Im Mai 2012 berichtet das Nachrichtenmagazin Focus von Gewalt gegen Schüler durch Stockschläge und von rassistischen Unterrichtsinhalten auf einem Gut Klosterzimmern in der Gemeinde Deiningen im Nördlinger Ries.[4] Seit dem Jahr 2000 lebt dort die Sekte Zwölf Stämme. Die Süddeutsche Zeitung berichtete über Gewalt gegen Kleinkinder mit Weidenruten und Sicherheitsnadeln.[5]

Presseberichten zufolge wurde den Eltern aufgrund neuerlicher Aussagen von sieben Zeugen über Misshandlungsvorfälle das Sorgerecht entzogen und am 5. September 2013 insgesamt 40 Kinder aus den Standorten der Sekte in Klosterzimmern bei Deinigen sowie Wörnitz in Pflegefamilien verbracht.[6]

Gerichtsurteile

Im Januar 2015 wurden zwei weibliche Mitglieder der Sekte wegen gefährlicher Körperverletzung zu jeweils 9 Monaten (und 180 Sozialstunden) und 6 Monaten Haft auf Bewährung verurteilt. Die Urteile sind noch nicht rechtskräftig. Auch besteht weiterhin für einen Großteil der Eltern nur ein eingeschränktes Besuchsrecht für ihre Kinder.[7]
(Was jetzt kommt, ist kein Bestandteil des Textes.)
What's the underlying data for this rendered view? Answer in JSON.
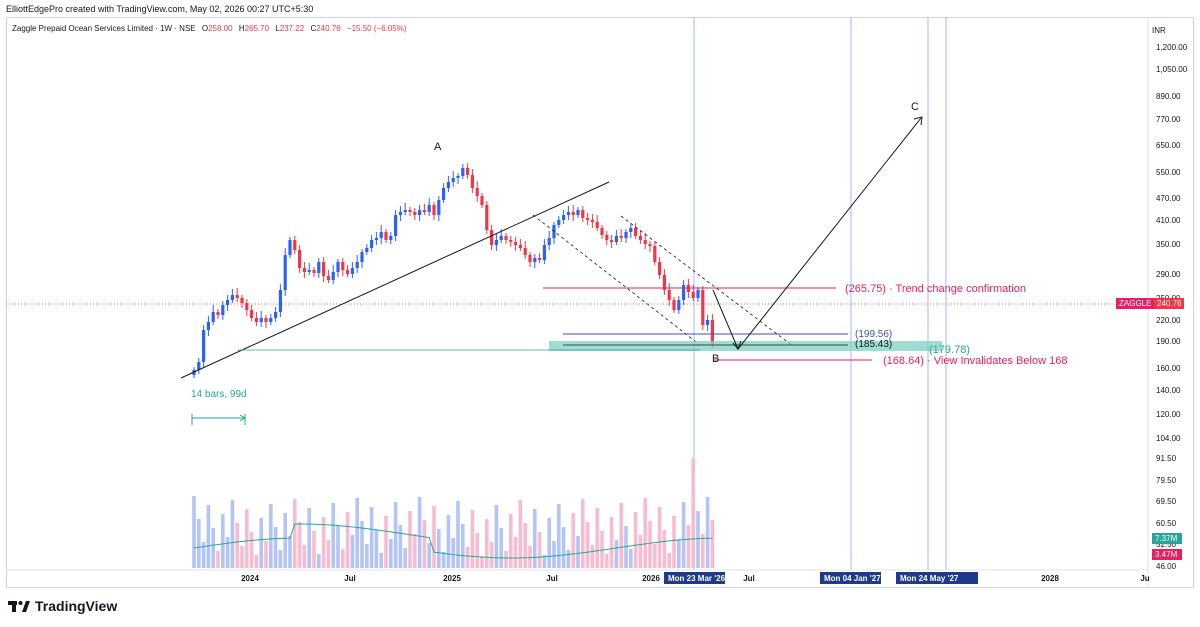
{
  "header": {
    "text": "ElliottEdgePro created with TradingView.com, May 02, 2026 00:27 UTC+5:30"
  },
  "legend": {
    "symbol": "Zaggle Prepaid Ocean Services Limited · 1W · NSE",
    "open_label": "O",
    "open": "258.00",
    "high_label": "H",
    "high": "265.70",
    "low_label": "L",
    "low": "237.22",
    "close_label": "C",
    "close": "240.76",
    "change": "−15.50 (−6.05%)"
  },
  "currency": "INR",
  "price_axis": {
    "ticks": [
      "1,200.00",
      "1,050.00",
      "890.00",
      "770.00",
      "650.00",
      "550.00",
      "470.00",
      "410.00",
      "350.00",
      "290.00",
      "250.00",
      "220.00",
      "190.00",
      "160.00",
      "140.00",
      "120.00",
      "104.00",
      "91.50",
      "79.50",
      "69.50",
      "60.50",
      "52.50",
      "46.00"
    ],
    "current_symbol": "ZAGGLE",
    "current_price": "240.76",
    "volume_badge_1": "7.37M",
    "volume_badge_2": "3.47M"
  },
  "time_axis": {
    "ticks": [
      "2024",
      "Jul",
      "2025",
      "Jul",
      "2026",
      "Jul",
      "'27",
      "2028",
      "Ju"
    ],
    "highlighted": [
      "Mon 23 Mar '26",
      "Mon 04 Jan '27",
      "Mon 24 May '27"
    ]
  },
  "annotations": {
    "wave_a": "A",
    "wave_b": "B",
    "wave_c": "C",
    "trend_confirm": "(265.75) · Trend change confirmation",
    "level_1": "(199.56)",
    "level_2": "(185.43)",
    "level_3": "(179.78)",
    "invalidation": "(168.64) · View Invalidates Below 168",
    "range_label": "14 bars, 99d"
  },
  "footer": {
    "brand": "TradingView"
  },
  "colors": {
    "up": "#2962ff",
    "down": "#f23645",
    "accent_pink": "#e91e63",
    "teal": "#26a69a",
    "vol_up": "#b2c4f8",
    "vol_down": "#f8bbd0"
  },
  "chart_data": {
    "type": "candlestick",
    "interval": "1W",
    "ohlc_latest": {
      "open": 258.0,
      "high": 265.7,
      "low": 237.22,
      "close": 240.76
    },
    "price_levels": [
      265.75,
      199.56,
      185.43,
      179.78,
      168.64
    ],
    "y_scale": "log"
  }
}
Im Juni 2016 berichtete die Wochenzeitschrift DER SPIEGEL über die Verurteilung der der Sekte "Zwölf Stämme" angehörenden 56-jährigen Lehrerin Marina Peters zu einer Haftstrafe von zwei Jahren ohne Bewährung durch das Landgericht Augsburg, wegen Körperverletzung und Misshandlung. Die Frau hatte ihre Schüler regelmäßig geschlagen. Gegen die Frau wurde direkt Haftbefehl erlassen, sie wurde noch im Gerichtssaal festgenommen. Der Vorsitzende Richter des Landgerichts Augsburg begründete dies mit Fluchtgefahr.

Im September 2013 hatte die Polizei wegen der Prügelvorwürfe rund 40 Kinder aus den Gemeinschaften der Sekte im schwäbischen Klosterzimmern bei Deiningen und im mittelfränkischen Wörnitz geholt und in Heimen sowie Pflegefamilien untergebracht. Vor einiger Zeit hatte die Gemeinschaft deshalb angekündigt, Deutschland zu verlassen und sich in Tschechien und anderen europäischen Nachbarländern niederzulassen.[8]

Vermittlung rassistischer Lehrinhalte

Nach Angaben von ehemaligen Schülern seien sie in der Schule gelehrt worden, dass "Afrikaner verflucht sind" und "Neger den Weißen dienen müssen". Martin Luther King und andere seien vom "Geist des Teufels" angestiftet worden, sich für die Gleichheit einzusetzen.